Now find the file ``eem_7series.py``, also in ``artiq/gateware``. The functions defined in this file mostly serve as wrappers for ``add_std()``, with some additional interpretation and checks on the parameters. Your own ``peripheral`` function should look something like: ::
def peripheral_custom(module, peripheral):
... # (interpret peripheral arguments)
CustomEEM.add_std(module, *args, **kwargs)
Once you have written this function, add it to the ``peripheral_processors`` dictionary at the end of the file, as: ::
peripheral_processors["custom_eem"] = peripheral_custom
Now your EEM is fully supported by the ARTIQ gateware infrastructure. All that remains is to add it to a build configuration.
.. _extending-system-description:
Target file and system description
^^^^^^^^^^^^^^^^^^^^^^^^^^^^^^^^^^
In the :ref:`extending-gateware-logic` tutorial above, we made modifications directly to the target file, to hardcode a certain PHY for a certain set of pads. This is reasonable to do in the case of the core device LEDs, which are always present and cannot be rearranged. It is theoretically possible to hardcode the addition of your new EEM in the same way. In this case it would not be necessary to make modifications to ``eem.py`` and ``eem_7series.py``; the pad assignments, requisite PHYs, and RTIO channels could all be defined directly in the target file. This is essentially how things are done for KC705 and ZC706 variants.
However, with EEM cards, which can be present in different numbers and rearranged at will, it is preferable to be more flexible. This is the reason system description files are used. Assuming you have added your EEM to ``eem.py`` and the ``peripheral_processors`` dictionary, no modifications to the target file are actually necessarily. All Kasli and Kasli-SoC targets already contain the line: ::
eem_7series.add_peripherals(self, description["peripherals"], iostandard=eem_iostandard)
In other words, your custom EEM will be automatically included if it is in the ``description`` dictionary, which is interpreted directly from the JSON system description. Simply add an entry to your system description: ::
{
"type": "custom_eem",
"ports": [0]
# any other args to pass to add_std or io later:
...
}
Note however that before a build system descriptions are always checked against the corresponding JSON schema, which you can find as ``coredevice_generic_schema.json`` in ``artiq/coredevice``. Add the new format for your entry here as well, under ``definition``, ``peripheral``, and ``allOf``: ::
{
"title": "CustomEEM",
"if": {
"properties": {
"type": {
"const": "custom_eem"
}
}
},
"then": {
"properties": {
"ports": {
"type": "array",
"items": {
"type": "integer"
},
"minItems": ...,
"maxItems": ...
},
...
},
"required": ["ports", ...]
}
},
Now it should be possible to :doc:`build the binaries <building_developing>`, using your system description and its custom entry.
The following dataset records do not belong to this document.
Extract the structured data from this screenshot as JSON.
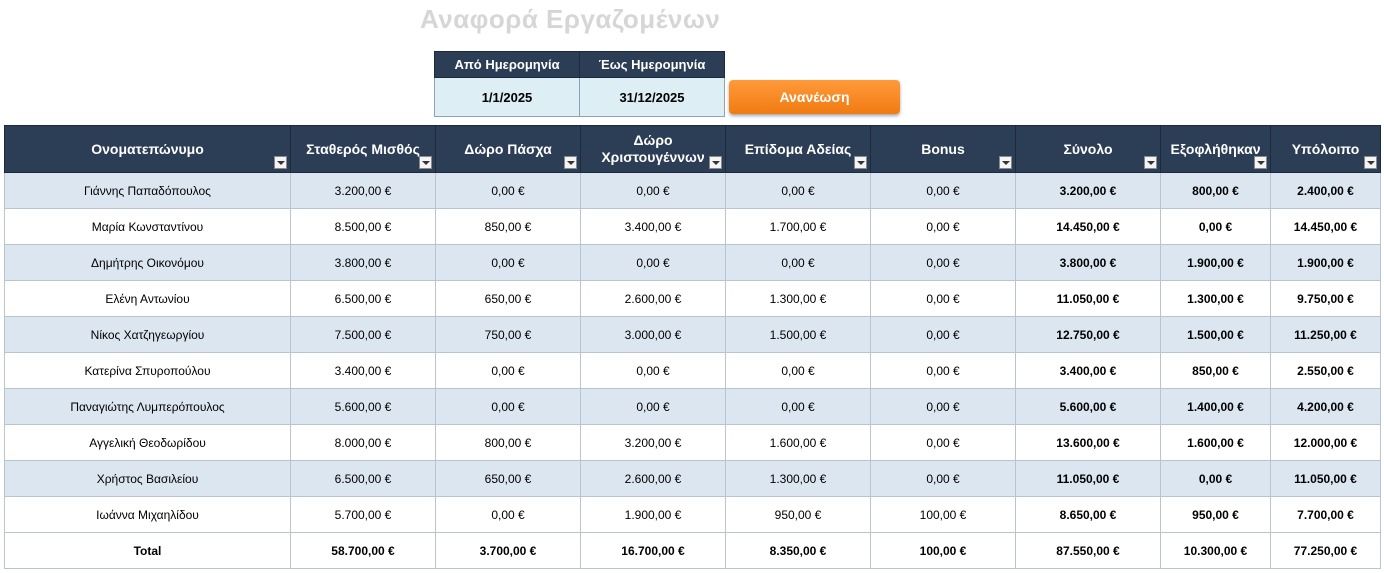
{
  "title": "Αναφορά Εργαζομένων",
  "date_filter": {
    "from_label": "Από Ημερομηνία",
    "to_label": "Έως Ημερομηνία",
    "from_value": "1/1/2025",
    "to_value": "31/12/2025"
  },
  "refresh_label": "Ανανέωση",
  "columns": [
    "Ονοματεπώνυμο",
    "Σταθερός Μισθός",
    "Δώρο Πάσχα",
    "Δώρο Χριστουγέννων",
    "Επίδομα Αδείας",
    "Bonus",
    "Σύνολο",
    "Εξοφλήθηκαν",
    "Υπόλοιπο"
  ],
  "rows": [
    [
      "Γιάννης Παπαδόπουλος",
      "3.200,00 €",
      "0,00 €",
      "0,00 €",
      "0,00 €",
      "0,00 €",
      "3.200,00 €",
      "800,00 €",
      "2.400,00 €"
    ],
    [
      "Μαρία Κωνσταντίνου",
      "8.500,00 €",
      "850,00 €",
      "3.400,00 €",
      "1.700,00 €",
      "0,00 €",
      "14.450,00 €",
      "0,00 €",
      "14.450,00 €"
    ],
    [
      "Δημήτρης Οικονόμου",
      "3.800,00 €",
      "0,00 €",
      "0,00 €",
      "0,00 €",
      "0,00 €",
      "3.800,00 €",
      "1.900,00 €",
      "1.900,00 €"
    ],
    [
      "Ελένη Αντωνίου",
      "6.500,00 €",
      "650,00 €",
      "2.600,00 €",
      "1.300,00 €",
      "0,00 €",
      "11.050,00 €",
      "1.300,00 €",
      "9.750,00 €"
    ],
    [
      "Νίκος Χατζηγεωργίου",
      "7.500,00 €",
      "750,00 €",
      "3.000,00 €",
      "1.500,00 €",
      "0,00 €",
      "12.750,00 €",
      "1.500,00 €",
      "11.250,00 €"
    ],
    [
      "Κατερίνα Σπυροπούλου",
      "3.400,00 €",
      "0,00 €",
      "0,00 €",
      "0,00 €",
      "0,00 €",
      "3.400,00 €",
      "850,00 €",
      "2.550,00 €"
    ],
    [
      "Παναγιώτης Λυμπερόπουλος",
      "5.600,00 €",
      "0,00 €",
      "0,00 €",
      "0,00 €",
      "0,00 €",
      "5.600,00 €",
      "1.400,00 €",
      "4.200,00 €"
    ],
    [
      "Αγγελική Θεοδωρίδου",
      "8.000,00 €",
      "800,00 €",
      "3.200,00 €",
      "1.600,00 €",
      "0,00 €",
      "13.600,00 €",
      "1.600,00 €",
      "12.000,00 €"
    ],
    [
      "Χρήστος Βασιλείου",
      "6.500,00 €",
      "650,00 €",
      "2.600,00 €",
      "1.300,00 €",
      "0,00 €",
      "11.050,00 €",
      "0,00 €",
      "11.050,00 €"
    ],
    [
      "Ιωάννα Μιχαηλίδου",
      "5.700,00 €",
      "0,00 €",
      "1.900,00 €",
      "950,00 €",
      "100,00 €",
      "8.650,00 €",
      "950,00 €",
      "7.700,00 €"
    ]
  ],
  "total": [
    "Total",
    "58.700,00 €",
    "3.700,00 €",
    "16.700,00 €",
    "8.350,00 €",
    "100,00 €",
    "87.550,00 €",
    "10.300,00 €",
    "77.250,00 €"
  ],
  "colors": {
    "header_bg": "#2c3e55",
    "alt_row_bg": "#dce6f0",
    "date_value_bg": "#ddeef4",
    "button_accent": "#f5881f"
  },
  "icons": {
    "filter": "filter-dropdown-icon"
  }
}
Device database and driver
^^^^^^^^^^^^^^^^^^^^^^^^^^
As usual, before you can use your hardware from a kernel, you will need to add an entry to your device database. You can use one of the existing ARTIQ core drivers, if applicable, or you can write your own custom driver, as we did in :ref:`adding-core-driver`.
There are a few options to determine the correct channel number. You can figure it out from the structure of your system description; you can add a print statement to ``add_std()``; or, most preferably, you can add support for your custom EEM in :mod:`~artiq.frontend.artiq_ddb_template`, so that the channel number can be handled automatically as it is for other peripherals.
The relevant file is in ``artiq/frontend``, named simply ``artiq_ddb_template.py``. You will want to add a method within ``PeripheralManager``, in the format: ::
def process_custom_eem(self, rtio_offset, peripheral):
self.gen("""
device_db["{name}"] = {{
"type": "local",
"module": "artiq.coredevice.custom_eem",
"class": "CustomDriver",
"arguments": {{"channel": 0x{channel:06x}}}
}}""",
name=self.get_name("custom_eem"),
channel=rtio_offset + next(channel))
return next(channel)
Further arguments can be passed on through ``arguments`` if necessary. Note that the peripheral manager's ``process`` method chooses which method to use by performing a simple string check, so your ``process_`` method *must* use the same name for your custom hardware as given in the system description's ``"type"``.
You should now be able to use :mod:`~artiq.frontend.artiq_ddb_template` to generate your device database, and from there, compile and run experiments with your new hardware. Congratulations!
Merging support
---------------
Being an open-source project, ARTIQ welcomes contributions from outside sources. If you have successfully integrated additional gateware or new hardware into ARTIQ, and you think this might be useful to other ARTIQ users in the community, you might consider merging support -- having your additions incorporated into the canonical ARTIQ codebase. See `this pull request <https://github.com/m-labs/artiq/pull/1800>`_ for one example of such a community addition.
Merging support also means the opportunity to have your code reviewed by experts, and if your addition is accepted, that maintaining these additions and keeping them up-to-date through new ARTIQ versions may be handled by the developers of ARTIQ directly, instead of being solely your responsibility. Clean up your code, test it well, be sure that it plays well with existing ARTIQ features and interfaces, and follow the `contribution guidelines <https://github.com/m-labs/artiq/blob/master/CONTRIBUTING.rst#contributing-code>`_. Your effort is appreciated!